Far from flawless, the band’s two sets confirmed its strengths and weaknesses: good, diverse songs that built to exhilarating heights when the machine functioned as a unit; and aimless meandering by the band that bordered on self-indulgence. At this late stage, there’s little point in addressing the latter, especially since the majority of the 70,000 tribal members in attendance cheered the best and worst with equal vigor, but there was a touch of regrettable self-sabotage in the program.
The Dead tapped into its classic period to launch its farewell. It opened with “Box of Rain,” an “American Beauty” song that was the last one it performed with Garcia here prior to his death, and then moved on to “Jack Straw” and “Bertha,” which were introduced back in the early ’70s on live albums, and “The Wheel,” a song from Garcia’s debut solo disc that was released in ’72. Neither Mr. Lesh, who sang Garcia’s parts in “The Wheel” and “Jack Straw”—the latter a curious choice since Mr. Hornsby released a powerful version of the song in 1991—or Mr. Anastasio, who sang “Bertha,” attempted to invoke Garcia’s vocal style, and their readings gave the familiar songs a fresh bloom. At one point in “The Wheel,” four voices rang in air-tight harmony, an effect that could elude the band at times during its five decades together.
Following an intermission that was about as long as the opening set, the Dead regained its momentum after the break with “Scarlet Begonias,” a Garcia-Hunter song from the mid-’70s, and the late-’70s Hart-Hunter composition “Fire on the Mountain.” During an instrumental interlude, Messrs. Anastasio and Weir played stinging lines that wove around each other as the drummers rattled away.
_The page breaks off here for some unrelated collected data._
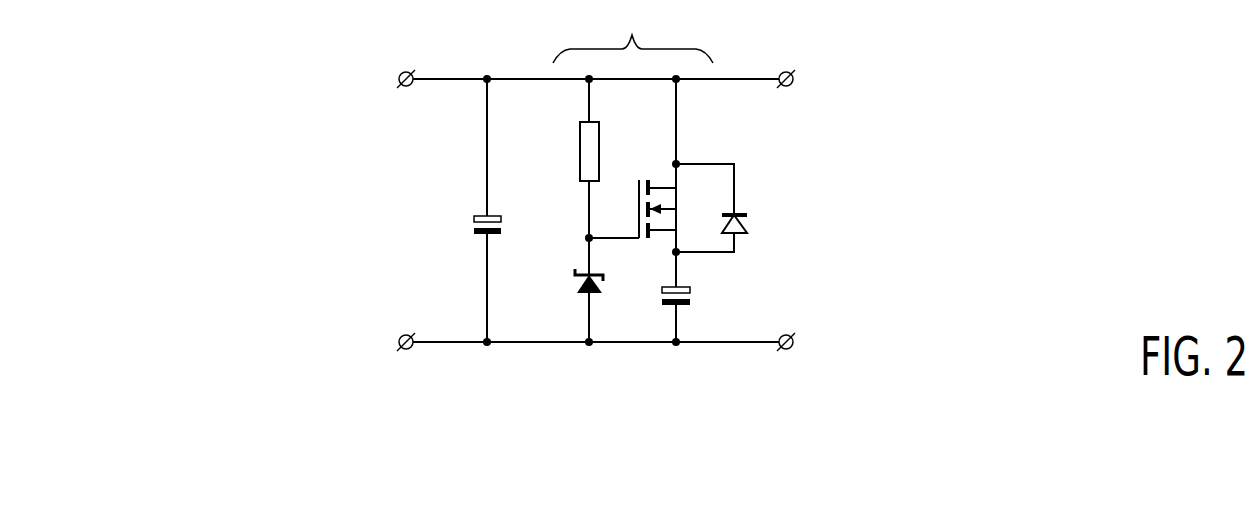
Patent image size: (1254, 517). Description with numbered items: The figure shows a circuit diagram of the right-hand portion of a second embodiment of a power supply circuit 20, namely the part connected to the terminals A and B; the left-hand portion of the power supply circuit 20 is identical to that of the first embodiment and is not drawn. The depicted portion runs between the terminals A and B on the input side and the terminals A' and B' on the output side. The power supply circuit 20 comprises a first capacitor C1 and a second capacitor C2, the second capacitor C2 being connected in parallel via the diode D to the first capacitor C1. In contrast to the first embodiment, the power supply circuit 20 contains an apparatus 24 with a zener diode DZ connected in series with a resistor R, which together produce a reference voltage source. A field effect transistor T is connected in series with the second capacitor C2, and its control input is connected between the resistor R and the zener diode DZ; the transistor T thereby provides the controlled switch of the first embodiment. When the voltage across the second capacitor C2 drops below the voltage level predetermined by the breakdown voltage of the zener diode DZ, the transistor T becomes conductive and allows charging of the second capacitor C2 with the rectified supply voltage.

The power supply circuit 20 is at (334, 130).
The apparatus 24 is at (633, 35).
The terminal A is at (418, 63).
The terminal A' is at (800, 62).
The terminal B is at (418, 359).
The terminal B' is at (800, 358).
The first capacitor C1 is at (471, 210).
The second capacitor C2 is at (693, 312).
The resistor R is at (577, 177).
The field effect transistor T is at (632, 183).
The diode D is at (724, 208).
The zener diode DZ is at (573, 305).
Then came the staple that’s become known as “Drums/Space,” a pointless discharge of percussion and what might be called free rock that must be much more fun to play than to listen to. Later, a jam rising from Mr. Weir’s “Playing in the Band” failed to coalesce, but a galloping “Franklin’s Tower” brought the music back to a satisfying groove as Mr. Hornsby issued a deft, dancing solo.